無駄な動きが多くなると素早い動きに対応できなくなりますし、見た目としてもフニャフニャバタバタしているように言えてしまいます。
実際よりも「手が弱い」と感じてしまう原因はここにあります。
この状態で「手が弱いからハノンやろう」などと計画を立てても、おそらく悩みは解決しないでしょう。
‣ 8. 鍵盤上でできる手首のストレッチ(実践的トレーニング)
ピアノ演奏では、手首が常にフニャフニャしているのはNG。
一方、柔らかく使った方が音色を作れる場面も多くあるので、使おうと思った時に対応できる関節の柔軟さは必要です。

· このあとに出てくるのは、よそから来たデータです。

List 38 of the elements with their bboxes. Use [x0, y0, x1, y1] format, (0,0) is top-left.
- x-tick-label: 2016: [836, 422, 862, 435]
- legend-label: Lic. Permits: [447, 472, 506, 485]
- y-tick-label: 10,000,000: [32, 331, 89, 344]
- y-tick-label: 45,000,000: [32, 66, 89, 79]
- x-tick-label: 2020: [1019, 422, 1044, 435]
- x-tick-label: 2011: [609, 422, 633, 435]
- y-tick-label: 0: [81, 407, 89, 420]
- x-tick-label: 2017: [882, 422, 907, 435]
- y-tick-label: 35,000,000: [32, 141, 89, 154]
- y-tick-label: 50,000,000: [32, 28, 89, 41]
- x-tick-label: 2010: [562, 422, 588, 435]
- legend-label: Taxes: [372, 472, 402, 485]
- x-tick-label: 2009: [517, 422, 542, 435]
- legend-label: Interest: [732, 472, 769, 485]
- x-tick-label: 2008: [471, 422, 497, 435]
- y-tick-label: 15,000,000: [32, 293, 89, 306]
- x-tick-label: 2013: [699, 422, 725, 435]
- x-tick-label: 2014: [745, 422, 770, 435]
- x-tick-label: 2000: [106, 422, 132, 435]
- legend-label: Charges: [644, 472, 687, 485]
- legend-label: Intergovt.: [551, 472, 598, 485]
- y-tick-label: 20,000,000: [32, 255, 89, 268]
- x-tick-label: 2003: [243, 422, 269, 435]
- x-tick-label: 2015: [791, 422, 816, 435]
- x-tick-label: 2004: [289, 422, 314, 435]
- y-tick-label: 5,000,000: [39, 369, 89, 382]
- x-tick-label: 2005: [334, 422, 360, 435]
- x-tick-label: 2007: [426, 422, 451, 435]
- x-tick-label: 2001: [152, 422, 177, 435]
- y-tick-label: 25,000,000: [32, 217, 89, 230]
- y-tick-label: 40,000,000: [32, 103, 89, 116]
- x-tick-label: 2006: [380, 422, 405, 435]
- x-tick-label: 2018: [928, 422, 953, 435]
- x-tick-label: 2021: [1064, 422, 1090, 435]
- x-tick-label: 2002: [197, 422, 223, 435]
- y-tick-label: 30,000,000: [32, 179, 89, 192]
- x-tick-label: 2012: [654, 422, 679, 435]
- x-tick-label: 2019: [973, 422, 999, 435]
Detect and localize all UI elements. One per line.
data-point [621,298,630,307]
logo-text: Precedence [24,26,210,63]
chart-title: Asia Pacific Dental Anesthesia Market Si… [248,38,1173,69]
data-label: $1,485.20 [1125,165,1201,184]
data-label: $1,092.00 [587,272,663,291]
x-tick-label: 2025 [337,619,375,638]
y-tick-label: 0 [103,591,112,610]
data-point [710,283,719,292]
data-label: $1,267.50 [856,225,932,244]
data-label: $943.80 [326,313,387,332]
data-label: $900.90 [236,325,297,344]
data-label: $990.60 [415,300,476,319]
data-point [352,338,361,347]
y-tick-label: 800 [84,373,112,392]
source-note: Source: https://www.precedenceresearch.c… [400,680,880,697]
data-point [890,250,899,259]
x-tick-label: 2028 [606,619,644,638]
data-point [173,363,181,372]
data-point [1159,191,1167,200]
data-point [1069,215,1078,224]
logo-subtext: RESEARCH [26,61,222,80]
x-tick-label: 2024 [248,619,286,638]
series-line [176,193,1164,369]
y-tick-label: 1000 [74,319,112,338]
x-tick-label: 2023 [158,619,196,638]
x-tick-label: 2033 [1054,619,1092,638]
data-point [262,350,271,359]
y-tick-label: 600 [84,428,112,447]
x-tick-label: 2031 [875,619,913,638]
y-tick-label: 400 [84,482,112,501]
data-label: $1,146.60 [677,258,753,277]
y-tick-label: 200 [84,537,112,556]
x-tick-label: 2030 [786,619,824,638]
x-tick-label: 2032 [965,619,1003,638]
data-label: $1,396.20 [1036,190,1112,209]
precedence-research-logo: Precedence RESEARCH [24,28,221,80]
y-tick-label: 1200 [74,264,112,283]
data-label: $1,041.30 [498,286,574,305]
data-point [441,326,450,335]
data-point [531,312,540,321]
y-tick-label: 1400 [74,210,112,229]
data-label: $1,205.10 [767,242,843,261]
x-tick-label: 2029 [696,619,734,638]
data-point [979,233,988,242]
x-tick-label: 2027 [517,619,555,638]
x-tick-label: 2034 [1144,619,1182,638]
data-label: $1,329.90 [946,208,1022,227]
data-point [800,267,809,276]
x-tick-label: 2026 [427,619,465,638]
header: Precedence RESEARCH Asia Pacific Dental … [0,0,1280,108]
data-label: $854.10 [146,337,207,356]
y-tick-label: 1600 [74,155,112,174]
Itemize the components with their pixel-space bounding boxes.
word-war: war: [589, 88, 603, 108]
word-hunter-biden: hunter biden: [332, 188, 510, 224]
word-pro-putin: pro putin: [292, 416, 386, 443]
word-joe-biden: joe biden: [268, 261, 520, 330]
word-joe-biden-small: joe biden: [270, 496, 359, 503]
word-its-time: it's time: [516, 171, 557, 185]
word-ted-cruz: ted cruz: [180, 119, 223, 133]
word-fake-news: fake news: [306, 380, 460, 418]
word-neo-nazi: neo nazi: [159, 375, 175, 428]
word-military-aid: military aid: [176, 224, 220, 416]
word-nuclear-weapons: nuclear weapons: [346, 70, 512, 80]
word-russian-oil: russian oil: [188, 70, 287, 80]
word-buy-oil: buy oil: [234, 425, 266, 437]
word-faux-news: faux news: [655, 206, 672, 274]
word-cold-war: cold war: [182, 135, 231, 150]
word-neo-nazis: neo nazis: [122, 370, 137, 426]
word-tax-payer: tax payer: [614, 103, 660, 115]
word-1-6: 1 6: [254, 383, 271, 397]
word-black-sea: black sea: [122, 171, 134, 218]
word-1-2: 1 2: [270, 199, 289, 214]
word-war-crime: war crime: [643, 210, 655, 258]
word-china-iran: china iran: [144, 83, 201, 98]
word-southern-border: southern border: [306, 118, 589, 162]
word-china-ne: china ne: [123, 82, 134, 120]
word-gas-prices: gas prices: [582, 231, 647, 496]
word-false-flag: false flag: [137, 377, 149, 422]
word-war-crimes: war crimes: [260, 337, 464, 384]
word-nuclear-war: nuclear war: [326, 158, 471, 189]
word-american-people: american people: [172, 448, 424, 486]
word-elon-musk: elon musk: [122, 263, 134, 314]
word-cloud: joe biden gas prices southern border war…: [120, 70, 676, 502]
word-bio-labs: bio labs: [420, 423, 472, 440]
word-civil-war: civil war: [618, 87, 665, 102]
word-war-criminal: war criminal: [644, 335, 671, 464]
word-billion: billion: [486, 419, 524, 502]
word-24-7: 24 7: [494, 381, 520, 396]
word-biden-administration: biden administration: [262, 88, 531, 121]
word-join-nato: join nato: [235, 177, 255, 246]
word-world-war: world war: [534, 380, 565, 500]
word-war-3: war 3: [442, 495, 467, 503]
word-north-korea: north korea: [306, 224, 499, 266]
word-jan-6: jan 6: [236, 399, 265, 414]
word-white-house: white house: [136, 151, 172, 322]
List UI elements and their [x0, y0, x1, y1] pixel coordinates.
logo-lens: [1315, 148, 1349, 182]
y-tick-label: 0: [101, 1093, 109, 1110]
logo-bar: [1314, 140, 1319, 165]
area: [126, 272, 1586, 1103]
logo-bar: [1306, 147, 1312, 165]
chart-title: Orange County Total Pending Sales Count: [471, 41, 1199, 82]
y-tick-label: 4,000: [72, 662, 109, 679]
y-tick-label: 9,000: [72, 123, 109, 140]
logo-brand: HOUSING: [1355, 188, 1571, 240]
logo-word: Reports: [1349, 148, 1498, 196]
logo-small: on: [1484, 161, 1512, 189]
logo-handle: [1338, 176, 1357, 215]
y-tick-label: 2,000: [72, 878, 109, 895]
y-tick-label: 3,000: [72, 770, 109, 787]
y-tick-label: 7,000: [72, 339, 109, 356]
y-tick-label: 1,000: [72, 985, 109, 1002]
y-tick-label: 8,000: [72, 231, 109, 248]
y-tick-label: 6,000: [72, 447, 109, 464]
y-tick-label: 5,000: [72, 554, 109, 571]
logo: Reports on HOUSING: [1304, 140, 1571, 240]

単に手首を回すだけではピアノ演奏に直結しません。そこで、鍵盤上で出来るストレッチが有効です。
譜例(Sibeliusで作成)
次の手順で行います:
① 譜例の音を打鍵して鍵盤の底でキープ
② 右手の手首を「反時計回り」に回すと同時に、左手の手首を「時計回り」に回す(この時に肘も一緒に回転させる)
③ 20回 回したら、次は両手首とも逆回転で20回 回す
これを1セットとし、一日に数セット行います。
注意点:
・回すときに、上腕や肘に余計な力を入れず楽にしておく
・勢いよく回すと手首を痛める可能性があるので、ゆっくりと
・打鍵したままの指は、必要以上に押さえつけない
あくまで、ピアノ演奏しているときと同じような感覚で行うことを目的にしてください。
「打鍵をしたまま行うストレッチ」という部分がポイント。
やってみると分かるのですが、初めのうちはびっくりするくらい手首が動かしにくいはずです。
しかし、この柔軟も継続が大事で、段々と可動域が広がっていきます。
► 終わりに
手首の使い方は、一朝一夕には習得できません。継続的な意識と練習が大切です。
この記事を参考に、少しずつ自分の体格に合った手首の使い方を見つけていってください。